When I wrote about the PS4’s hardware in the April edition of NAG Magazine, I mentioned that the APU inside it would be sold to the public later on, probably for the low-power desktop market and some gamers who like to feel the PS4 connection. The PS4’s AMD APU is pretty unique in that it has a “Unified Memory Architecture” and many bloggers theorised how on earth this will work. Well, yesterday AMD l;ited the NDA regarding some details about Kaveri to journalists (not me, sadly) and has also given clues about how the PS4’s unified memory works.
The roadmap above shows the three main goals this year by AMD, namely: 1) Create a Unified Address space for the CPU and GPU 2) Use pageable parameters for the GPU using CPU pointers 3) Install a fully coherent memory space betwene the GPU and CPU
Kaveri is on its way
Now Kaveri is part of the new Fusion APU family that will be making its debut at Computex 2013 this year (or at least, that’s the expected date – AMD still hasn’t actually confirmed it) and it changes a lot of things. Its a mobile SOC (system-on-chip) based on AMD’s Steamroller architecture and uses four Jaguar cores in its makeup as well as AMD Radeon HD8000 series graphics. Kaveri will be a pretty big disruptor for Intel’s integrated graphics, because already the VLIW5-based HD7660D inside the AMD A10-5800K is much faster than HD4000 and still faster than Intel’s upcoming HD4600.

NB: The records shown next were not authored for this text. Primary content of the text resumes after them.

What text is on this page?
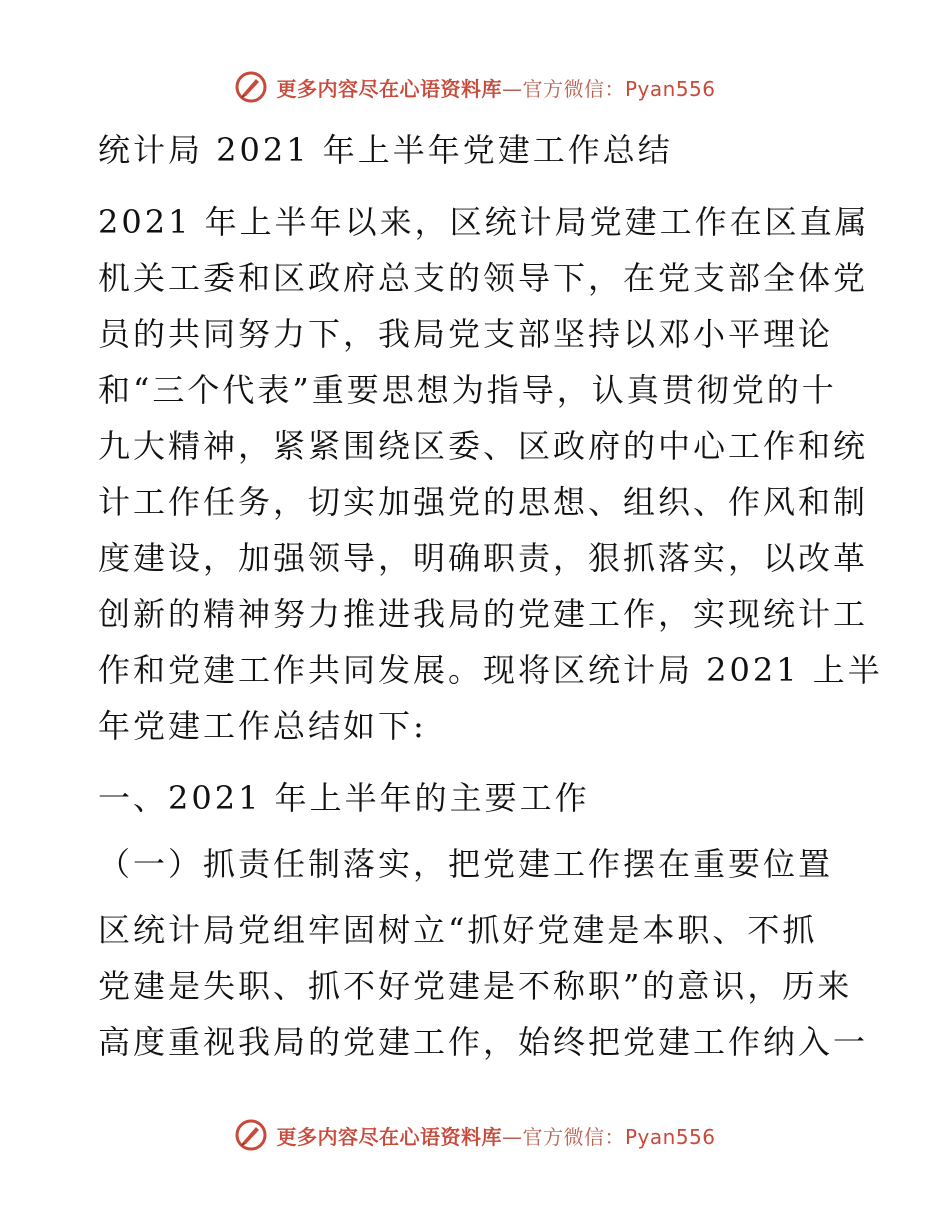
更多内容尽在心语资料库—官方微信：Pyan556
统计局 2021 年上半年党建工作总结
2021 年上半年以来，区统计局党建工作在区直属
机关工委和区政府总支的领导下，在党支部全体党
员的共同努力下，我局党支部坚持以邓小平理论
和“三个代表”重要思想为指导，认真贯彻党的十
九大精神，紧紧围绕区委、区政府的中心工作和统
计工作任务，切实加强党的思想、组织、作风和制
度建设，加强领导，明确职责，狠抓落实，以改革
创新的精神努力推进我局的党建工作，实现统计工
作和党建工作共同发展。现将区统计局 2021 上半
年党建工作总结如下:
一、2021 年上半年的主要工作
（一）抓责任制落实，把党建工作摆在重要位置
区统计局党组牢固树立“抓好党建是本职、不抓
党建是失职、抓不好党建是不称职”的意识，历来
高度重视我局的党建工作，始终把党建工作纳入一
更多内容尽在心语资料库—官方微信：Pyan556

The GCN-based graphics cores will also appear in the smaller chips for other markets, with Kabini servicing the value ultrathin market and Temash bringing GCN goodness to cheap tablet designs. All three are designed to throw Intel off the high horse and a spanner in the works for other products based on ARM chip designs, like Nvidia’s Tegra. Kaveri is also destined for the desktop and note that AMD has added in next to it, “HSA features arrive on Kaveri.” What that meant to bloggers, fans and journalists at CES 2013 was a mystery. Today, I think we can figure it out.
The mystery unravels…
Its called “hUMA” or Heterogeneous Uniform Memory Addressing. A little context is required here – in 2003 AMD released its new processor, the Athlon 64. The chip changed a number of things for both the company and the industry and one feature in particular was so ahead of its time it took Intel over five years to copy it – the integrated memory controlller (IMC). AMD’s IMC took the memory controller off the motherboard that was relying on third party chip-makers to provide and put it straight on the processor, giving the company more control over how their chip behaved and worked with RAM, cumulating in enabling the Athlon 64 to crush Intel’s Pentium 4 at every turn.
UMA also was very different from previous memory controller architectures. For the first time on a commercially available processor (we’re not counting the very strange Transmeta Crusoe here) you could have multiple cores share the same memory space. Memory pointers, directions for processors to look for information on paged or non-paged memory referenced by name for easy developer access, were also shared and that meant that data and instructions for the one core was simultaneously available and readable by other processors.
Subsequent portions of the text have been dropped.